A closer look at the study population revealed that approximately half of them had acute lymphoblastic leukemia, and the other half had acute myelogenous leukemia. A total of 135 patients received myeloablative total-body irradiation, and 45 patients received reduced-intensity total-body irradiation. Standard myeloablative therapy was defined as 12 Gy delivered twice a day (with at least 6 hours in between), and reduced-intensity therapy was defined as 2 Gy delivered in single fractions.

The investigators noted a few differences and similarities between the patients in both treatment groups. For instance, those who received reduced-intensity total-body irradiation were generally older than those who received myeloablative therapy (median age of 57 years vs 35 years, P < .001).

In addition, patients who underwent reduced-intensity therapy had lower mean CD34 counts in their grafts than did those who underwent myeloablative total-body irradiation (8.28 vs 12.48, respectively; P = .021). As for Karnofsky performance status and gender, they were similar across both conditioning regimen groups.

Favorable Results With Reduced-Intensity Treatment

The study data showed similar overall survival, relapse-free survival, and relapse rates for patients in both treatment groups. The median overall survival for all patients was 13.7 months, and the median relapse-free survival for all patients was 10.2 months.

When the investigators controlled for age, gender, Karnofsky performance status, disease status, and diagnosis, they found no significant differences in overall survival (hazard ratio [HR] = 1.23, 95% confidence interval [CI] = 0.76?2.02, P = .402) or relapse-free survival (HR = 1.18, 95% CI = 0.73?1.91, P = .499) between patients who underwent reduced-intensity total-body irradiation and those who underwent myeloablative total-body irradiation. Furthermore, nonrelapse survival rates also were similar between the two groups (P = .186).

However, differences were demonstrated in terms of toxicity between the groups. For example, the median length of hospital stay for those who received reduced-intensity therapy was 16 days, compared with 23 days (P < .001) for those who received myeloablative therapy. On univariate analysis, reduced-intensity total-body irradiation was associated with a shorter length of hospital stay after transplantation than was myeloablative total-body irradiation (95% CI = ?13.11 to ?4.39, P < .0001).

As for admissions to the intensive care unit, 2.2% of those in the reduced-intensity group were admitted to the intensive care unit within 30 days of transplantation, compared with 12.7% of those in the myeloablative group (P = .043).

Future Clinical Implications

Along with the similar survival outcomes between the two groups, shorter hospital stays and fewer admissions to the intensive care unit with the reduced-intensity treatment reflected its improved toxicity profile, according to the investigators. Although Mikell and colleagues admitted that these outcomes are indirect measures of toxicity, the authors stated that these outcomes are readily defined and clinically relevant endpoints.

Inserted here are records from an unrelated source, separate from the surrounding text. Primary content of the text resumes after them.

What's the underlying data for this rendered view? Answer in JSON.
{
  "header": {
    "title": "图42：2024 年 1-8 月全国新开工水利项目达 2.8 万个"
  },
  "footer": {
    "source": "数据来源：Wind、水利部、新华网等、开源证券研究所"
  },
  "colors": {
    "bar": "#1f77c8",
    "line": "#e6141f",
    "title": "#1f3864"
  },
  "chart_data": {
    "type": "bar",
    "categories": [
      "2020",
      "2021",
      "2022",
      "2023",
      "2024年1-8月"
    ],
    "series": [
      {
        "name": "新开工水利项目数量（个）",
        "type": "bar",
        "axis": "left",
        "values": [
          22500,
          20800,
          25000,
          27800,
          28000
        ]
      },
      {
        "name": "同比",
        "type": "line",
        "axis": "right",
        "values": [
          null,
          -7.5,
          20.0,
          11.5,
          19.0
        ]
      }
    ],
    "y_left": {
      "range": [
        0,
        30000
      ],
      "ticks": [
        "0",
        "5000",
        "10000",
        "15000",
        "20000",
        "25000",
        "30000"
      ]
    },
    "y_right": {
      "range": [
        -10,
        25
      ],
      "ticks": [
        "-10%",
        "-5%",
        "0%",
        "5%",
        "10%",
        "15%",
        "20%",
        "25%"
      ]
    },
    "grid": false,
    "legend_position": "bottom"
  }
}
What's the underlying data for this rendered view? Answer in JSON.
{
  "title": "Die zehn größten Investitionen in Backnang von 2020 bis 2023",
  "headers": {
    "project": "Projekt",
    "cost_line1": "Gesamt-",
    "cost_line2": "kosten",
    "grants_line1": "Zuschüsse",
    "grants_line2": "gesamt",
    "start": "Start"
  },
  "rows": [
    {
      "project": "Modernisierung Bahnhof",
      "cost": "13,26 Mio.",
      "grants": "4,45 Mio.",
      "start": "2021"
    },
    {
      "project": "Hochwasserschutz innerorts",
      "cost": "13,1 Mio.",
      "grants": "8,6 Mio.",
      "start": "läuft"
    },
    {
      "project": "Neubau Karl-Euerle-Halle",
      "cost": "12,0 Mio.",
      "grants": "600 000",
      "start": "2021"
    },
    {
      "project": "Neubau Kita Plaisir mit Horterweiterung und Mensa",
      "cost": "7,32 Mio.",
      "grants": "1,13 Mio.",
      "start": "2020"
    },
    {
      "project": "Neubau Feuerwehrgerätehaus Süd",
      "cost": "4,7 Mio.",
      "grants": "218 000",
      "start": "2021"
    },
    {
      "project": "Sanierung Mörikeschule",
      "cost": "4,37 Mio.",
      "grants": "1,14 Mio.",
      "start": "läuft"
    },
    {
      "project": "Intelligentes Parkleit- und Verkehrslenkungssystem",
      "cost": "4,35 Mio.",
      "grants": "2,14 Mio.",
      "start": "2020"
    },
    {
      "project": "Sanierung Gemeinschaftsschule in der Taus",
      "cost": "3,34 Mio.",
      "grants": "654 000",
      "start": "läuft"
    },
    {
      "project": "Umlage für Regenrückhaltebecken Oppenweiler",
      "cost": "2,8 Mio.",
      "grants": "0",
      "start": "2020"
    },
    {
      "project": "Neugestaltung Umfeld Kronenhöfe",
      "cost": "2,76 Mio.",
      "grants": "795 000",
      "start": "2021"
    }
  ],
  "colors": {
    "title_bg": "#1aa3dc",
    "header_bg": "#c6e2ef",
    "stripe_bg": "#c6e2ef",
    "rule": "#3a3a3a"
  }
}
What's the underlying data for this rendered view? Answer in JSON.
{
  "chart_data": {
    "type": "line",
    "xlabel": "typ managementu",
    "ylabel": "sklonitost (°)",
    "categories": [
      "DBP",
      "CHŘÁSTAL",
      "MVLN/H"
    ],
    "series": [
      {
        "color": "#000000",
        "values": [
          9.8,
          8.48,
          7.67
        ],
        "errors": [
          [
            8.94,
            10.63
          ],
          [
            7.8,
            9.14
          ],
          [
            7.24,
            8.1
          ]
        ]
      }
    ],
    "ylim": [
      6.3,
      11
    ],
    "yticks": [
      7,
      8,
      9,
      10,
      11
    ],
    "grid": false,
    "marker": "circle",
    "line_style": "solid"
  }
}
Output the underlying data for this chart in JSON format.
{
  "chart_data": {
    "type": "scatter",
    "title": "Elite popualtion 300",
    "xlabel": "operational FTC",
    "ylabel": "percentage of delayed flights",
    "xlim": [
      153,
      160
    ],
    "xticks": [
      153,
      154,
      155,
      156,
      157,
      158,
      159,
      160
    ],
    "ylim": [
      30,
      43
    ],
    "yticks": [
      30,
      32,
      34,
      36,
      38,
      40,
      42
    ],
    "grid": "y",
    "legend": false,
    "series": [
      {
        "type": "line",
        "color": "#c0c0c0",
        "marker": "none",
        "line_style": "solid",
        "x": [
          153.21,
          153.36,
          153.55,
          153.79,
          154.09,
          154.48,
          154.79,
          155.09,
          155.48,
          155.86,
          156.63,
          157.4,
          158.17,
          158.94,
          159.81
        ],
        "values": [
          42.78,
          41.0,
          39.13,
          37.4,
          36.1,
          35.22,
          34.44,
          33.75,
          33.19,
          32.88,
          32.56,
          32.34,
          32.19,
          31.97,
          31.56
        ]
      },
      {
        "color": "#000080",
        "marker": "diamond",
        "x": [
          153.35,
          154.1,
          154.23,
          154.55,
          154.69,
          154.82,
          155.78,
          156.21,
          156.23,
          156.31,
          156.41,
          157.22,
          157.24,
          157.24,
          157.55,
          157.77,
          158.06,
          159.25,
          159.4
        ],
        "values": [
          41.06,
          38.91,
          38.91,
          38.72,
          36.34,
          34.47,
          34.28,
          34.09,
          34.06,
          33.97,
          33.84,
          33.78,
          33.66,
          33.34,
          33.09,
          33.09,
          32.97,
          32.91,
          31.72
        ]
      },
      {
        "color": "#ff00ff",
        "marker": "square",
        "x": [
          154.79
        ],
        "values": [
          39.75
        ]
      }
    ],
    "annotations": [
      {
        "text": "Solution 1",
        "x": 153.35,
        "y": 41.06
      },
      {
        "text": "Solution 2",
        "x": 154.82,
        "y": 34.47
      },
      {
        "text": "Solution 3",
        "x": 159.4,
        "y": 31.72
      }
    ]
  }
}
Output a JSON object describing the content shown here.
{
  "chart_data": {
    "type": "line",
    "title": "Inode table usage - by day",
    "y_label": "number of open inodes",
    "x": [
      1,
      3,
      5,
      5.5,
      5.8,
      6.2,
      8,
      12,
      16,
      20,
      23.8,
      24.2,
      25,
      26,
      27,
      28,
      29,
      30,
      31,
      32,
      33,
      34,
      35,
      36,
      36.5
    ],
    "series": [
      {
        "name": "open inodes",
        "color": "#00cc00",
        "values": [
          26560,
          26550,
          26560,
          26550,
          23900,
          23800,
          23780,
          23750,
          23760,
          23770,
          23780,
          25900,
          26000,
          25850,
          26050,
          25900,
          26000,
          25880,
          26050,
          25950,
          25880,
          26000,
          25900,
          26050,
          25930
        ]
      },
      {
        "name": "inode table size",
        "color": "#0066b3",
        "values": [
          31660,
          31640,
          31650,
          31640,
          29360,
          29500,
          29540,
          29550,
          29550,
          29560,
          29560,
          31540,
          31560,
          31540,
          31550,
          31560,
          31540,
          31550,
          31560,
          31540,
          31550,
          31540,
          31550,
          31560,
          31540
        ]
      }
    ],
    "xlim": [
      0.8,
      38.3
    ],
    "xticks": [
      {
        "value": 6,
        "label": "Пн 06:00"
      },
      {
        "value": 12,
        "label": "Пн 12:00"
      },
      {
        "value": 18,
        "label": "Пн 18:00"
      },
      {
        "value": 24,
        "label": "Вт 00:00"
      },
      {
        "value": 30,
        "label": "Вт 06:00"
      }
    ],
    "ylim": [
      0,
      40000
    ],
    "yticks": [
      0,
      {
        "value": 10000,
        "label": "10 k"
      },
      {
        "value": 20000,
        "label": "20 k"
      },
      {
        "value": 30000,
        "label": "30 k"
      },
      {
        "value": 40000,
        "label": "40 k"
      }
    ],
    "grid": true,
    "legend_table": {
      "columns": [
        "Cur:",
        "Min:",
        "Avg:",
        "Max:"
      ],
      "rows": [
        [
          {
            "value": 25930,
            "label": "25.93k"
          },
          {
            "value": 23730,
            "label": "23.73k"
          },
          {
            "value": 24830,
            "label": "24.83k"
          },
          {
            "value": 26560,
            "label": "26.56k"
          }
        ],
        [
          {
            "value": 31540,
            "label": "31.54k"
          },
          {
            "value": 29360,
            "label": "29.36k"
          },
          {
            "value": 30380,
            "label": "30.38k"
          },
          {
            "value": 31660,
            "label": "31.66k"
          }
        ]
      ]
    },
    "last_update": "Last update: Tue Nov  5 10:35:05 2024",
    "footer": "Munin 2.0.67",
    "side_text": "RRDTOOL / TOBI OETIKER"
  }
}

“Our findings provide a strong basis for protocols designed to extend the use of reduced-intensity total-body irradiation to younger, more fit patients, potentially obviating the need for more toxic myeloablative therapy,” concluded the investigators.

John L. Mikell, MD, of the Department of Radiation Oncology, Emory University School of Medicine, Atlanta, is the corresponding author of the article in the International Journal of Radiation Oncology • Biology • Physics. The study authors reported no potential conflicts of interest. 

The content in this post has not been reviewed by the American Society of Clinical Oncology, Inc. (ASCO®) and does not necessarily reflect the ideas and opinions of ASCO®.